Kemal Tahir,
ölümünden sonra yayımlanan romanı Karılar Koğuşu'nda Malatya Cezaevi
deneyimlerini, İkinci Dünya Savaşı yıllarının Türkiye’sini anlatmak için
kullanır. Türkiye, İkinci Dünya Savaşı'na katılacak mı? Katılacaksa Almanların
yanında mı müttefiklerin yanında mı yer alacak? Savaşın belirsizliği, insanları
daha büyük bir sefalete sürüklerken Murat, mahkumların seslendikleri biçimiyle
İstanbullu, hapis hayatının zorlukları içinde, giderek bayağılaşan,
bayağılaştıkça her şeyi yapabilen insanların yaşamına tanık olur. Bu tanıklık,
"kötü yola" düşmüş kadınların, cezaevine gelmesiyle yeni bir biçim kazanır.

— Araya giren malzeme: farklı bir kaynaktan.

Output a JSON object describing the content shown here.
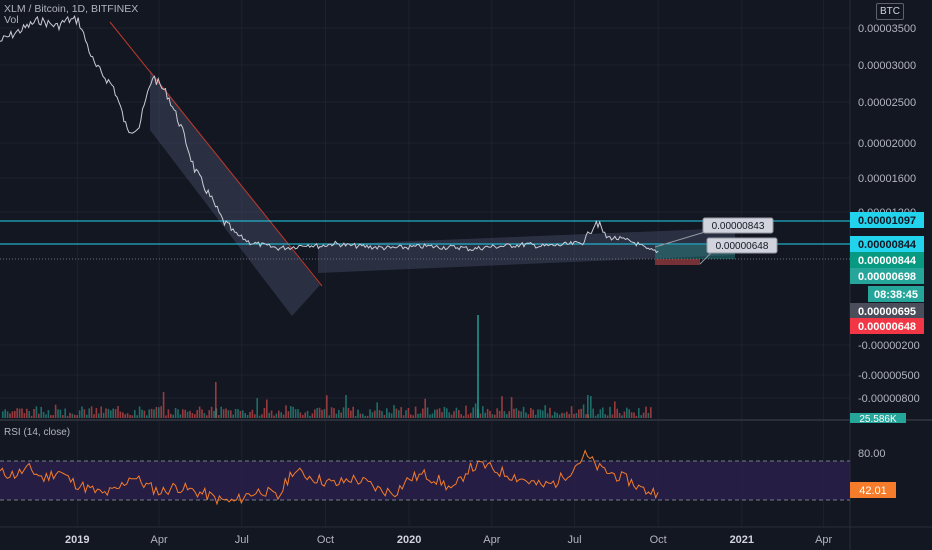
{
  "header": {
    "title": "XLM / Bitcoin, 1D, BITFINEX",
    "volume_label": "Vol"
  },
  "rsi_header": "RSI (14, close)",
  "currency_badge": "BTC",
  "colors": {
    "background": "#131722",
    "grid": "#1e2230",
    "price_line": "#c9ccd4",
    "channel_fill": "#4a4d6a",
    "trendline": "#c0392b",
    "hline": "#22d3ee",
    "rsi_line": "#f57c2a",
    "rsi_band": "#2a1f4a",
    "up_volume": "#26a69a",
    "down_volume": "#ef5350"
  },
  "chart_data": [
    {
      "type": "line",
      "name": "price",
      "title": "XLM / Bitcoin, 1D, BITFINEX",
      "x_ticks": [
        "2019",
        "Apr",
        "Jul",
        "Oct",
        "2020",
        "Apr",
        "Jul",
        "Oct",
        "2021",
        "Apr"
      ],
      "y_ticks": [
        "0.00003500",
        "0.00003000",
        "0.00002500",
        "0.00002000",
        "0.00001600",
        "0.00001200",
        "-0.00000200",
        "-0.00000500",
        "-0.00000800"
      ],
      "x_range": [
        "2018-10-08",
        "2021-04-30"
      ],
      "series": [
        {
          "x": [
            "2018-10-08",
            "2018-11-01",
            "2018-11-20",
            "2018-12-10",
            "2018-12-31",
            "2019-01-20",
            "2019-02-10",
            "2019-02-25",
            "2019-03-10",
            "2019-03-25",
            "2019-04-10",
            "2019-04-25",
            "2019-05-10",
            "2019-05-25",
            "2019-06-10",
            "2019-06-25",
            "2019-07-10",
            "2019-07-25",
            "2019-08-10",
            "2019-08-25",
            "2019-09-10",
            "2019-09-25",
            "2019-10-10",
            "2019-10-25",
            "2019-11-10",
            "2019-11-25",
            "2019-12-10",
            "2019-12-31",
            "2020-01-20",
            "2020-02-10",
            "2020-02-25",
            "2020-03-10",
            "2020-03-25",
            "2020-04-10",
            "2020-04-25",
            "2020-05-10",
            "2020-05-25",
            "2020-06-10",
            "2020-06-25",
            "2020-07-10",
            "2020-07-25",
            "2020-08-05",
            "2020-08-20",
            "2020-09-05",
            "2020-09-20",
            "2020-10-01"
          ],
          "values": [
            3.32e-05,
            3.48e-05,
            3.6e-05,
            3.52e-05,
            3.68e-05,
            3e-05,
            2.7e-05,
            2.15e-05,
            2.2e-05,
            2.85e-05,
            2.6e-05,
            2.2e-05,
            1.7e-05,
            1.42e-05,
            1.1e-05,
            9.5e-06,
            8.6e-06,
            8.3e-06,
            8e-06,
            8.1e-06,
            8.4e-06,
            8.2e-06,
            8.5e-06,
            8.3e-06,
            8.2e-06,
            8.1e-06,
            8e-06,
            8.1e-06,
            8.2e-06,
            8.1e-06,
            8.1e-06,
            7.9e-06,
            8.1e-06,
            8.2e-06,
            8.3e-06,
            8.4e-06,
            8.2e-06,
            8.3e-06,
            8.4e-06,
            8.6e-06,
            1.1e-05,
            9.2e-06,
            9e-06,
            8.6e-06,
            7.8e-06,
            7.7e-06
          ]
        }
      ],
      "annotations": [
        "0.00000843",
        "0.00000648"
      ],
      "price_labels": [
        {
          "text": "0.00001097",
          "color": "#22d3ee",
          "text_color": "#131722"
        },
        {
          "text": "0.00000844",
          "color": "#22d3ee",
          "text_color": "#131722"
        },
        {
          "text": "0.00000844",
          "color": "#089981",
          "text_color": "#ffffff"
        },
        {
          "text": "0.00000698",
          "color": "#26a69a",
          "text_color": "#ffffff"
        },
        {
          "text": "08:38:45",
          "color": "#26a69a",
          "text_color": "#ffffff"
        },
        {
          "text": "0.00000695",
          "color": "#4a4e5a",
          "text_color": "#ffffff"
        },
        {
          "text": "0.00000648",
          "color": "#f23645",
          "text_color": "#ffffff"
        }
      ],
      "volume_label": "25.586K"
    },
    {
      "type": "line",
      "name": "rsi",
      "title": "RSI (14, close)",
      "y_ticks": [
        "80.00"
      ],
      "levels": [
        70,
        30
      ],
      "current_value": "42.01",
      "values": [
        58,
        56,
        62,
        52,
        60,
        48,
        42,
        36,
        40,
        55,
        45,
        38,
        44,
        40,
        36,
        30,
        28,
        36,
        40,
        32,
        60,
        55,
        50,
        46,
        52,
        48,
        40,
        38,
        52,
        56,
        50,
        40,
        62,
        66,
        60,
        55,
        50,
        44,
        48,
        60,
        76,
        62,
        56,
        50,
        40,
        38
      ]
    }
  ]
}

"Ahlak ve namus kavramları, para ve güç karşısında elden ele gezer bir
haldeyken tutuklu olmakla özgür olmak arasındaki fark nedir?" diye sorar
kendi kendine Murat. İdama mahkum edilen Hanım, Malatya Genelevi'nden gelen
Tözey, Gardiyan Şefika ve küçük mahkum Aduş... Her birinin birbirinden farklı
hikayesi, Murat'ın sorgulamalarıyla birlikte, okura, Anadolu kadınının
hapisanede de bitmeyen çilesini anlatıyor.